Les 20 mesures proposées pour mieux protéger les enfants

  1. Créer un service unique de vérification des antécédents des personnes travaillant auprès de mineurs.
  2. Renforcer la formation des enseignants au programme EVAR(S) dès la rentrée 2026.
  3. Renforcer le numéro STOP et expérimenter des structures de prévention du passage à l’acte.
  4. Créer un groupe interministériel d’inspecteurs spécialisé dans les violences faites aux enfants.
  5. Lancer une application nationale gratuite regroupant les services d’urgence et d’écoute.
  6. Rendre obligatoire une formation commune pour les professionnels de l’enfance.
  7. Installer un espace de signalement dans les ENT des collèges et lycées.
  8. Informer les familles lorsqu’un enfant a été exposé à un agent mis en cause.
  9. Développer les unités d’accueil pédiatrique enfants en danger.
  10. Créer un parquet national ou un pôle spécialisé contre la pédocriminalité.
  11. Rendre imprescriptibles les crimes sexuels sur mineurs.
  12. Créer un fichier national de suivi des personnes impliquées dans ces enquêtes.
  13. Garantir une prise en charge psychologique à chaque enfant victime.
  14. Renforcer la prise en charge des mineurs auteurs de violences sexuelles.
  15. Créer un statut national pour les administrateurs ad hoc.
  16. Aménager des tribunaux adaptés aux enfants.
  17. Inscrire l’intérêt supérieur de l’enfant dans la Constitution.
  18. Créer un Code de l’enfance.
  19. Créer un délit d’apologie de la pédocriminalité.
  20. Créer un Conseil des personnes victimes de violences durant leur enfance.

Questions fréquentes sur les mesures contre les violences sexuelles sur mineurs

Combien de plaintes pour violences sexuelles sur mineurs ont été recensées ?

Les procureurs ont recensé 85 047 plaintes sur l’ensemble du territoire. Au 15 juillet 2026, 69 626 dossiers avaient été réexaminés, soit environ 82 % du total.

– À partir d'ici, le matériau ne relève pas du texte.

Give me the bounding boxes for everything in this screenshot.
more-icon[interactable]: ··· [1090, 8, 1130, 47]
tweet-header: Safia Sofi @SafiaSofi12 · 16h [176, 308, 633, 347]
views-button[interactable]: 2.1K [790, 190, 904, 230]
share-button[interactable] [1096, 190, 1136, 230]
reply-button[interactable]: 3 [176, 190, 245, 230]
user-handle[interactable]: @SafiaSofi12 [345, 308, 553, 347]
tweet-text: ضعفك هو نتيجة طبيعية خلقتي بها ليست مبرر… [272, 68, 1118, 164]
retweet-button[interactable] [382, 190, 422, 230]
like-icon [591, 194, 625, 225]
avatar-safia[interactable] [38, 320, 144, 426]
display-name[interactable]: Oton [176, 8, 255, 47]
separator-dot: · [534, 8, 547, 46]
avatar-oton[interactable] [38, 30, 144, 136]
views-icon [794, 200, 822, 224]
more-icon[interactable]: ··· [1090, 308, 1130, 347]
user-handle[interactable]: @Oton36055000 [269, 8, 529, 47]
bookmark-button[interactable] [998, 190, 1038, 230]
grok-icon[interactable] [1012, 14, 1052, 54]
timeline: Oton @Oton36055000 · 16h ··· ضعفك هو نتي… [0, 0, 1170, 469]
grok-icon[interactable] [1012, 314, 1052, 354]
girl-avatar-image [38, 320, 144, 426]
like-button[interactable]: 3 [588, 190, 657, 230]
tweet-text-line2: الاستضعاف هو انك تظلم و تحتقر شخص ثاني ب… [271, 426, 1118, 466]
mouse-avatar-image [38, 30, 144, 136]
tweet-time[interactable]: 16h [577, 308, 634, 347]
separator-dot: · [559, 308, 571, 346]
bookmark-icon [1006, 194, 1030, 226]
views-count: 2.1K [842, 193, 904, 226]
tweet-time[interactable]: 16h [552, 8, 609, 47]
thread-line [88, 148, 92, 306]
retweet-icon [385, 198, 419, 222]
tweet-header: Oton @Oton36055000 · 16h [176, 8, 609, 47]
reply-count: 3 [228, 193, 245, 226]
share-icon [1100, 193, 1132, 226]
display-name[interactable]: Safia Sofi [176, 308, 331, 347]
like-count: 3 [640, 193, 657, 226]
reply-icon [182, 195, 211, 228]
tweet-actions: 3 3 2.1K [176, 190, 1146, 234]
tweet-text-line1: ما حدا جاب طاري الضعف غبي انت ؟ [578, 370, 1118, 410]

Pourquoi cette revue nationale a-t-elle été lancée ?

Cette opération a été décidée après l’affaire Lyhanna afin d’identifier rapidement les dossiers les plus sensibles, de mieux protéger les victimes encore mineures et d’accélérer le traitement judiciaire des procédures.

Les vingt mesures sont-elles déjà adoptées ?

Non. Elles ont été remises au Premier ministre par Sarah El Haïry. Certaines pourraient être mises en œuvre rapidement, mais les réformes les plus importantes nécessiteraient une loi, des financements ou une modification de la Constitution.

Que signifie rendre les crimes sexuels sur mineurs imprescriptibles ?

Cela permettrait à une victime de saisir la Justice sans limite de temps. Aujourd’hui, des délais de prescription existent, même s’ils ont déjà été allongés pour tenir compte de la difficulté des victimes à parler.

Qu’est-ce qu’une UAPED ?

Une unité d’accueil pédiatrique enfants en danger est un lieu spécialisé où un enfant victime ou suspecté d’être victime peut être entendu, examiné et accompagné par des professionnels formés, dans un cadre adapté à son âge.